More than one of us in the online group have compared the rapid twists and turns and reversals of fortune that come with this sort of dementia to torture.  Each of us has our sources of strength and wisdom.  In my world view, the Biblical literature is  the place to which I go to find the framework of reality as I understand it, to locate meaning in the middle of things beyond understanding.  This morning as I sat in the car at the lot at Cedarcrest, my mind went to a passage written by a fellow named Paul, who had by that time gone through some terrible struggles.  It reads this way:

“But we have this treasure in clay jars, so that it may be made clear that this extraordinary power belongs to God and does not come from us. 8We are afflicted in every way, but not crushed; perplexed, but not driven to despair; 9persecuted, but not forsaken; struck down, but not destroyed; 10always carrying in the body the death of Jesus, so that the life of Jesus may also be made visible in our bodies. 11For while we live, we are always being given up to death for Jesus’ sake, so that the life of Jesus may be made visible in our mortal flesh. 12So death is at work in us, but life in you.” [2 Corinthians 4:7-12 NRSV]

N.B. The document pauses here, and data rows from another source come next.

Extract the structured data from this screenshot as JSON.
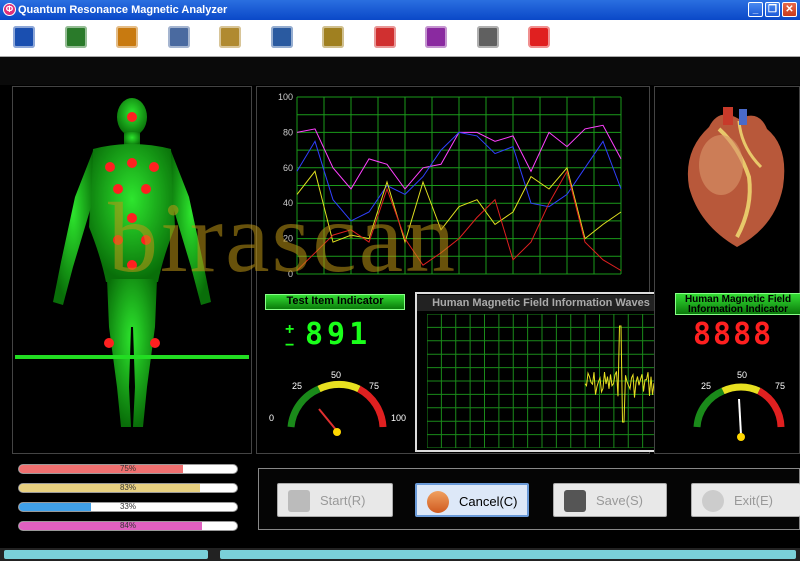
{
  "window": {
    "title": "Quantum Resonance Magnetic Analyzer",
    "min": "_",
    "restore": "❐",
    "close": "✕"
  },
  "toolbar": [
    {
      "name": "home-icon",
      "color": "#1a4fb0"
    },
    {
      "name": "users-icon",
      "color": "#2a7a2a"
    },
    {
      "name": "hand-icon",
      "color": "#c87a10"
    },
    {
      "name": "report-icon",
      "color": "#4a6aa0"
    },
    {
      "name": "edit-icon",
      "color": "#b08a30"
    },
    {
      "name": "save-disk-icon",
      "color": "#2a5aa0"
    },
    {
      "name": "export-icon",
      "color": "#a08020"
    },
    {
      "name": "settings-icon",
      "color": "#d03030"
    },
    {
      "name": "help-icon",
      "color": "#8a2aa0"
    },
    {
      "name": "user-config-icon",
      "color": "#606060"
    },
    {
      "name": "power-icon",
      "color": "#e02020"
    }
  ],
  "graph": {
    "y_ticks": [
      "100",
      "80",
      "60",
      "40",
      "20",
      "0"
    ],
    "series": [
      {
        "color": "#ff40ff",
        "values": [
          80,
          82,
          60,
          48,
          65,
          62,
          48,
          60,
          62,
          80,
          80,
          75,
          78,
          58,
          80,
          72,
          82,
          84,
          65
        ]
      },
      {
        "color": "#3040ff",
        "values": [
          58,
          75,
          42,
          30,
          35,
          50,
          45,
          55,
          70,
          80,
          78,
          68,
          72,
          40,
          38,
          45,
          60,
          75,
          48
        ]
      },
      {
        "color": "#e0e020",
        "values": [
          45,
          58,
          18,
          22,
          20,
          52,
          18,
          52,
          25,
          38,
          42,
          28,
          35,
          55,
          48,
          60,
          20,
          28,
          35
        ]
      },
      {
        "color": "#e02020",
        "values": [
          2,
          12,
          22,
          25,
          18,
          48,
          20,
          5,
          12,
          20,
          32,
          42,
          8,
          18,
          40,
          58,
          18,
          8,
          2
        ]
      }
    ]
  },
  "test_indicator": {
    "label": "Test Item Indicator",
    "plus": "+",
    "minus": "−",
    "value": "891"
  },
  "waves": {
    "title": "Human Magnetic Field Information Waves"
  },
  "field_indicator": {
    "label1": "Human Magnetic Field",
    "label2": "Information Indicator",
    "value": "8888"
  },
  "gauge_left": {
    "t0": "0",
    "t25": "25",
    "t50": "50",
    "t75": "75",
    "t100": "100"
  },
  "gauge_right": {
    "t25": "25",
    "t50": "50",
    "t75": "75"
  },
  "progress": [
    {
      "text": "75%",
      "value": 0.75,
      "color": "#f07070"
    },
    {
      "text": "83%",
      "value": 0.83,
      "color": "#e8d080"
    },
    {
      "text": "33%",
      "value": 0.33,
      "color": "#40a0e8"
    },
    {
      "text": "84%",
      "value": 0.84,
      "color": "#e060c0"
    }
  ],
  "buttons": {
    "start": "Start(R)",
    "cancel": "Cancel(C)",
    "save": "Save(S)",
    "exit": "Exit(E)"
  },
  "watermark": "birascan"
}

Quoting Scriptures is not intended to suggest that these posts are only for those who share my theology or any theology for that matter.  I am simply reflecting the sources to which I go for strength.  When hopes and expectations get crushed, it is easy to feel hopeless.  It helps to hear from others who have been there, like Paul, a way to perceive reality that allows survival. It is the reality to which Paul refers that provides the ground on which this roller coaster we are riding rests.